TC Energy’s Put Option Trading Surge: A Red Flag for Investors?

TC Energy’s recent put option trading frenzy is a stark reminder that even the most seemingly stable energy companies can be vulnerable to market volatility. With a price-to-earnings ratio of 16.96 and a price-to-book ratio of 2.68, investors are right to question whether TC Energy’s stock is overvalued.

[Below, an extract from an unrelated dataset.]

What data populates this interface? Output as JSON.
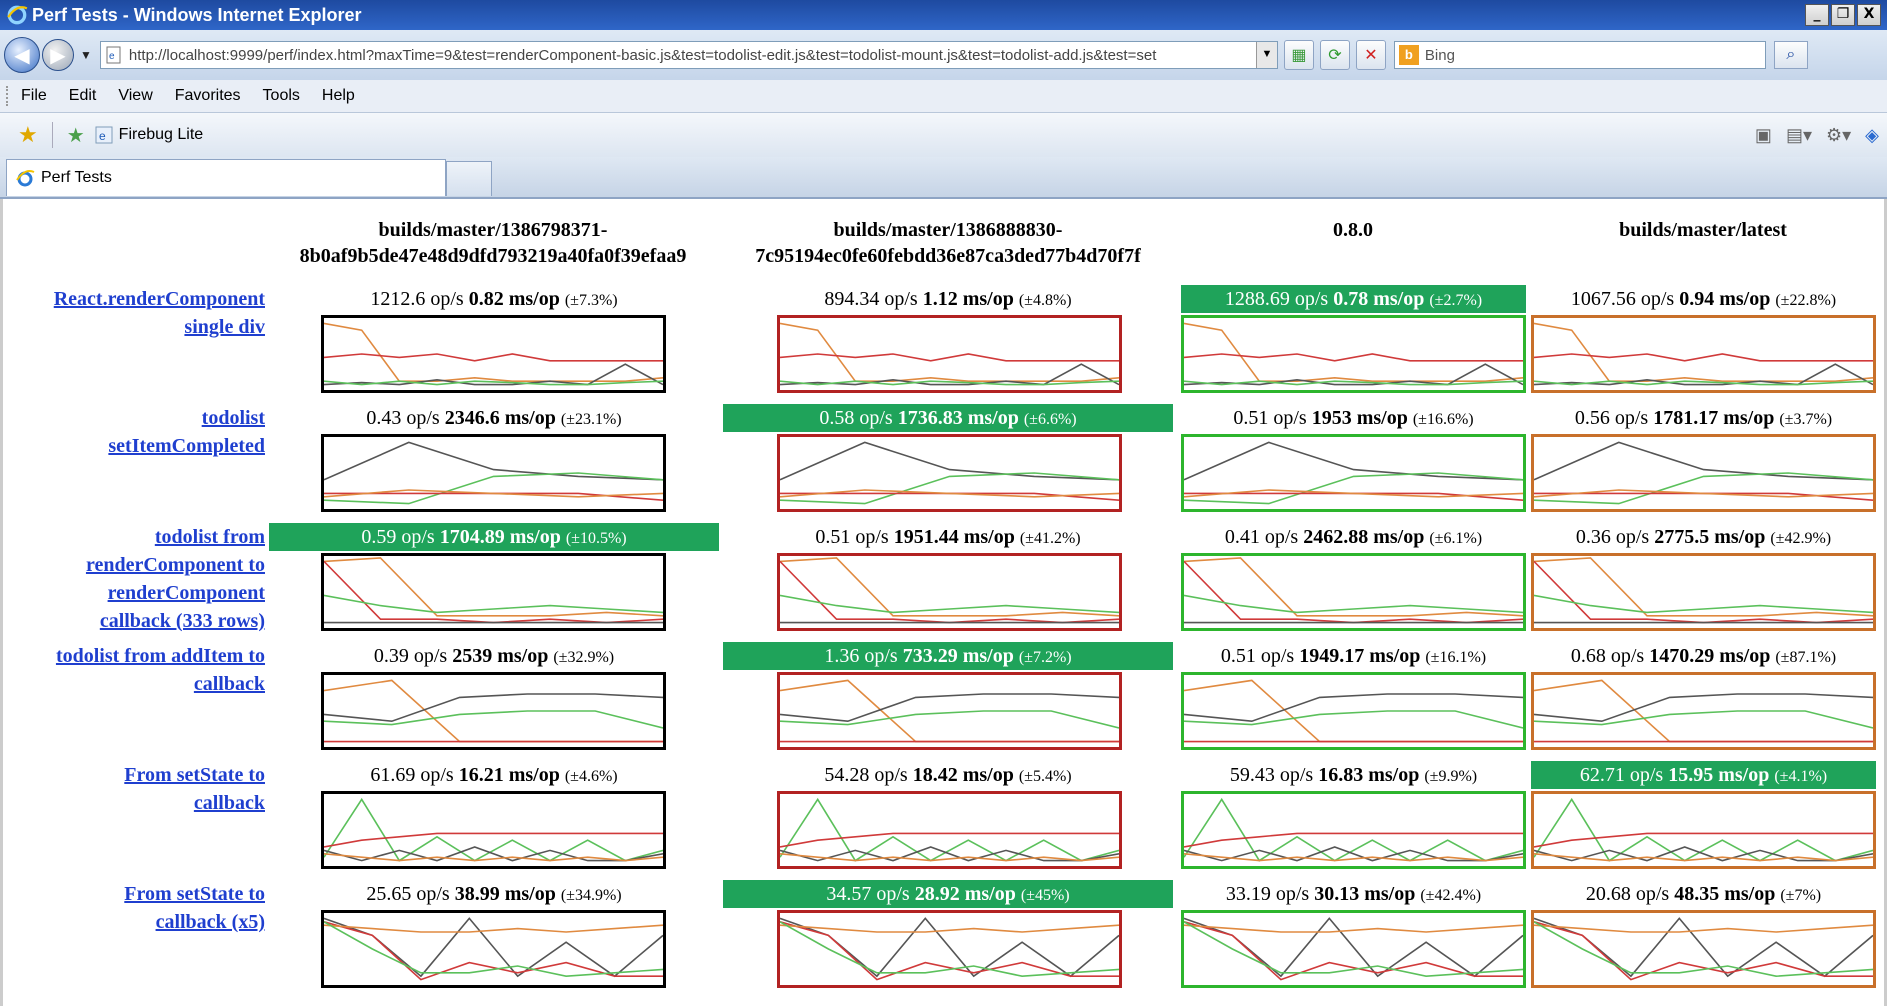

The company’s 52-week high of 71.12 CAD, reached on June 3, 2025, is a far cry from its 52-week low of 52.64 CAD, recorded on July 29, 2024. This significant price swing raises concerns about the company’s financial stability and ability to maintain its current valuation.

  • Key statistics:
    • Price-to-earnings ratio: 16.96
    • Price-to-book ratio: 2.68
    • 52-week high: 71.12 CAD (June 3, 2025)
    • 52-week low: 52.64 CAD (July 29, 2024)
    • Last close price: 64.74 CAD

The surge in put option trading suggests that investors are hedging their bets against a potential decline in TC Energy’s stock price. This is a clear indication that the market is not as confident in the company’s prospects as its current valuation would suggest.

Investors would do well to take a closer look at TC Energy’s financials and consider the potential risks associated with its high valuation. With the market’s attention focused on the company’s put option trading activity, it’s clear that TC Energy’s stock is not as bulletproof as it may seem.